Marianne and Mark
- First edition
- Author: Catherine Storr
- Language: English
- Genre: Children's novel
- Publisher: Faber and Faber
- Publication date: 1960
- Publication place: United Kingdom
- Preceded by: Marianne Dreams

= Marianne and Mark =

Novel by Catherine Storr

Marianne and Mark (1960) by Catherine Storr is a sequel to Marianne Dreams (1958). It continues the story of the eponymous characters. The novel has far less basis in fantasy than the first book with Storr focusing on the trials of growing up rather than magical happenings, although there is arguably a fantastic subtext in Marianne and Mark.

==Plot==
Now aged fifteen Marianne returns to Brighton, where she recuperated from her illness at the end of Marianne Dreams, when she was ten. Much to her disappointment she finds Brighton a lonely and boring place, and she tags along with local girls Alice and Josie despite having little in common with them.

One evening Josie's friend Billie tells the girls of a visit to a local fortune teller who apparently gives remarkably accurate readings. Reluctantly, Marianne joins the girls on a trip to the fortune teller and there she is astonished at how much the woman guesses about her life, including details of her illness five years ago. The fortune teller assures Marianne that she will not be lonely for much longer and that soon she will experience romance.

Spurred on by this Marianne accepts a date with a boy called Alan, whom she doesn't realise is Billie's former boyfriend. This inadvertent betrayal alienates Marianne from the few friends she had, and after Alan also deserts her she is left on her own. It is then that she meets Mark, a boy from London who, it transpires, is the same boy with whom she shared a tutor but never met in Marianne Dreams. The two enjoy the last few days of the holiday together and promise to meet again in London.

==Themes==
Unlike Marianne Dreams with its magical plot, the sequel focuses on character and emotion.

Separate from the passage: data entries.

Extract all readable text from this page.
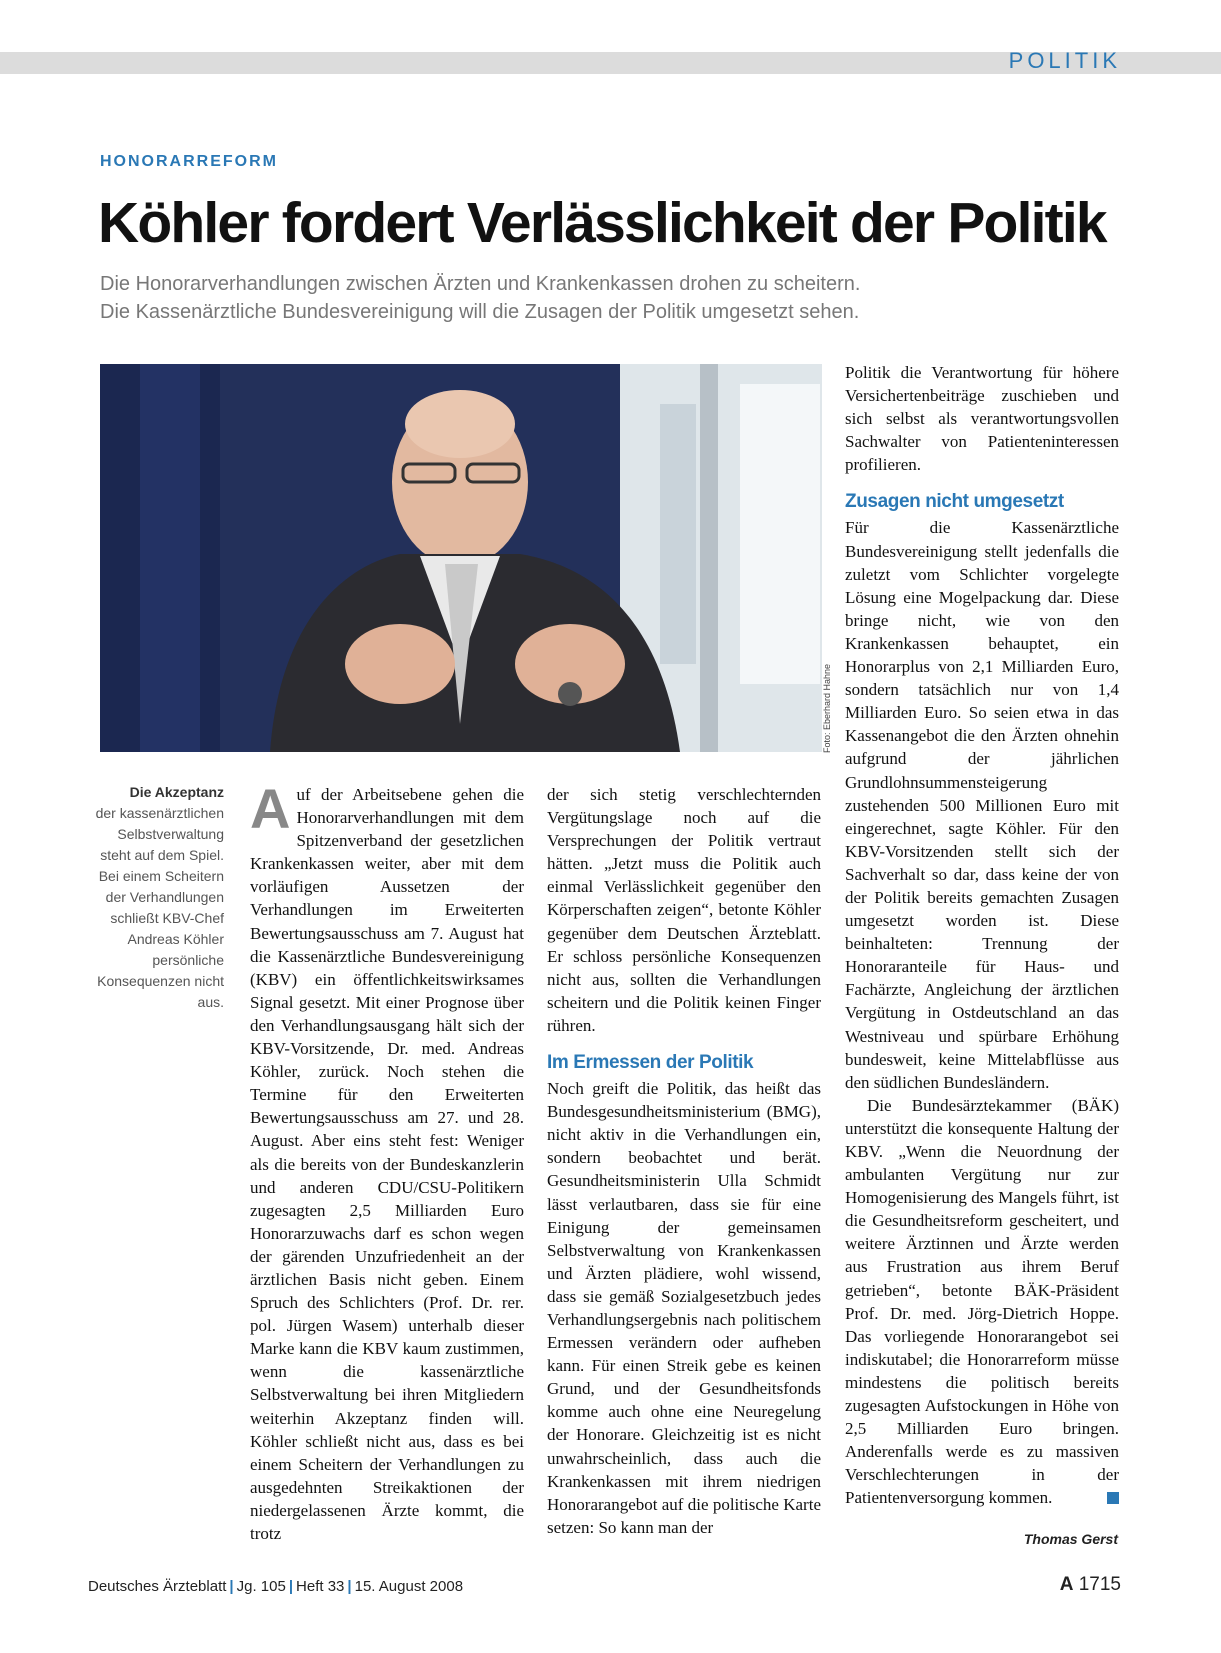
POLITIK
HONORARREFORM
Köhler fordert Verlässlichkeit der Politik
Die Honorarverhandlungen zwischen Ärzten und Krankenkassen drohen zu scheitern.
Die Kassenärztliche Bundesvereinigung will die Zusagen der Politik umgesetzt sehen.
Foto: Eberhard Hahne
Die Akzeptanz
der kassenärztlichen Selbstverwaltung steht auf dem Spiel. Bei einem Scheitern der Verhandlungen schließt KBV-Chef Andreas Köhler persönliche Konsequenzen nicht aus.

A uf der Arbeitsebene gehen die Honorarverhandlungen mit dem Spitzenverband der gesetzlichen Krankenkassen weiter, aber mit dem vorläufigen Aussetzen der Verhandlungen im Erweiterten Bewertungsausschuss am 7. August hat die Kassenärztliche Bundesvereinigung (KBV) ein öffentlichkeitswirksames Signal gesetzt. Mit einer Prognose über den Verhandlungsausgang hält sich der KBV-Vorsitzende, Dr. med. Andreas Köhler, zurück. Noch stehen die Termine für den Erweiterten Bewertungsausschuss am 27. und 28. August. Aber eins steht fest: Weniger als die bereits von der Bundeskanzlerin und anderen CDU/CSU-Politikern zugesagten 2,5 Milliarden Euro Honorarzuwachs darf es schon wegen der gärenden Unzufriedenheit an der ärztlichen Basis nicht geben. Einem Spruch des Schlichters (Prof. Dr. rer. pol. Jürgen Wasem) unterhalb dieser Marke kann die KBV kaum zustimmen, wenn die kassenärztliche Selbstverwaltung bei ihren Mitgliedern weiterhin Akzeptanz finden will. Köhler schließt nicht aus, dass es bei einem Scheitern der Verhandlungen zu ausgedehnten Streikaktionen der niedergelassenen Ärzte kommt, die trotz

der sich stetig verschlechternden Vergütungslage noch auf die Versprechungen der Politik vertraut hätten. „Jetzt muss die Politik auch einmal Verlässlichkeit gegenüber den Körperschaften zeigen“, betonte Köhler gegenüber dem Deutschen Ärzteblatt. Er schloss persönliche Konsequenzen nicht aus, sollten die Verhandlungen scheitern und die Politik keinen Finger rühren.

Im Ermessen der Politik

Noch greift die Politik, das heißt das Bundesgesundheitsministerium (BMG), nicht aktiv in die Verhandlungen ein, sondern beobachtet und berät. Gesundheitsministerin Ulla Schmidt lässt verlautbaren, dass sie für eine Einigung der gemeinsamen Selbstverwaltung von Krankenkassen und Ärzten plädiere, wohl wissend, dass sie gemäß Sozialgesetzbuch jedes Verhandlungsergebnis nach politischem Ermessen verändern oder aufheben kann. Für einen Streik gebe es keinen Grund, und der Gesundheitsfonds komme auch ohne eine Neuregelung der Honorare. Gleichzeitig ist es nicht unwahrscheinlich, dass auch die Krankenkassen mit ihrem niedrigen Honorarangebot auf die politische Karte setzen: So kann man der

Politik die Verantwortung für höhere Versichertenbeiträge zuschieben und sich selbst als verantwortungsvollen Sachwalter von Patienteninteressen profilieren.

Zusagen nicht umgesetzt

Für die Kassenärztliche Bundesvereinigung stellt jedenfalls die zuletzt vom Schlichter vorgelegte Lösung eine Mogelpackung dar. Diese bringe nicht, wie von den Krankenkassen behauptet, ein Honorarplus von 2,1 Milliarden Euro, sondern tatsächlich nur von 1,4 Milliarden Euro. So seien etwa in das Kassenangebot die den Ärzten ohnehin aufgrund der jährlichen Grundlohnsummensteigerung zustehenden 500 Millionen Euro mit eingerechnet, sagte Köhler. Für den KBV-Vorsitzenden stellt sich der Sachverhalt so dar, dass keine der von der Politik bereits gemachten Zusagen umgesetzt worden ist. Diese beinhalteten: Trennung der Honoraranteile für Haus- und Fachärzte, Angleichung der ärztlichen Vergütung in Ostdeutschland an das Westniveau und spürbare Erhöhung bundesweit, keine Mittelabflüsse aus den südlichen Bundesländern.

Die Bundesärztekammer (BÄK) unterstützt die konsequente Haltung der KBV. „Wenn die Neuordnung der ambulanten Vergütung nur zur Homogenisierung des Mangels führt, ist die Gesundheitsreform gescheitert, und weitere Ärztinnen und Ärzte werden aus Frustration aus ihrem Beruf getrieben“, betonte BÄK-Präsident Prof. Dr. med. Jörg-Dietrich Hoppe. Das vorliegende Honorarangebot sei indiskutabel; die Honorarreform müsse mindestens die politisch bereits zugesagten Aufstockungen in Höhe von 2,5 Milliarden Euro bringen. Anderenfalls werde es zu massiven Verschlechterungen in der Patientenversorgung kommen.

Thomas Gerst
Deutsches Ärzteblatt | Jg. 105 | Heft 33 | 15. August 2008	A 1715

There are however, a number of occasions which could be interpreted as supernatural, especially the fortune teller's knowledge of Marianne and her dream. It is left ambiguous as to whether Mark experienced the events of Marianne Dreams or if they were all only a dream of Marianne's. There are hints that it was more than just a dream as the fortune teller notes that Marianne's previous actions helped Mark, and later Mark takes Marianne to a lighthouse which looks exactly the same as the one from the dream, and he asks her if she remembers it. This could mean that the dream did happen to both of them or he could be simply commenting on the fact that both of them have in fact visited the spot before, in real life.

At a conference on children's literature, one respondent suggested that the novel was realistic rather than fantasy because of the needs of the novel form for older children, and that this is less successful than the earlier book. Storr's response was:
Perhaps this didn't come off as well. … I wrote that because I'd always wanted to write on the Macbeth theme – if you are told that something is going to happen to you, you make it happen. That was what the book was supposed to be about and there is a very good example of using fantasy.

==Setting==
Most of the settings in the novel are real places in Brighton and Eastbourne including: the West Pier and the Palace Pier, West Street, North Street and East Street (an area known as The Lanes), Brighton Station, Beachy Head and Belle Tout Lighthouse.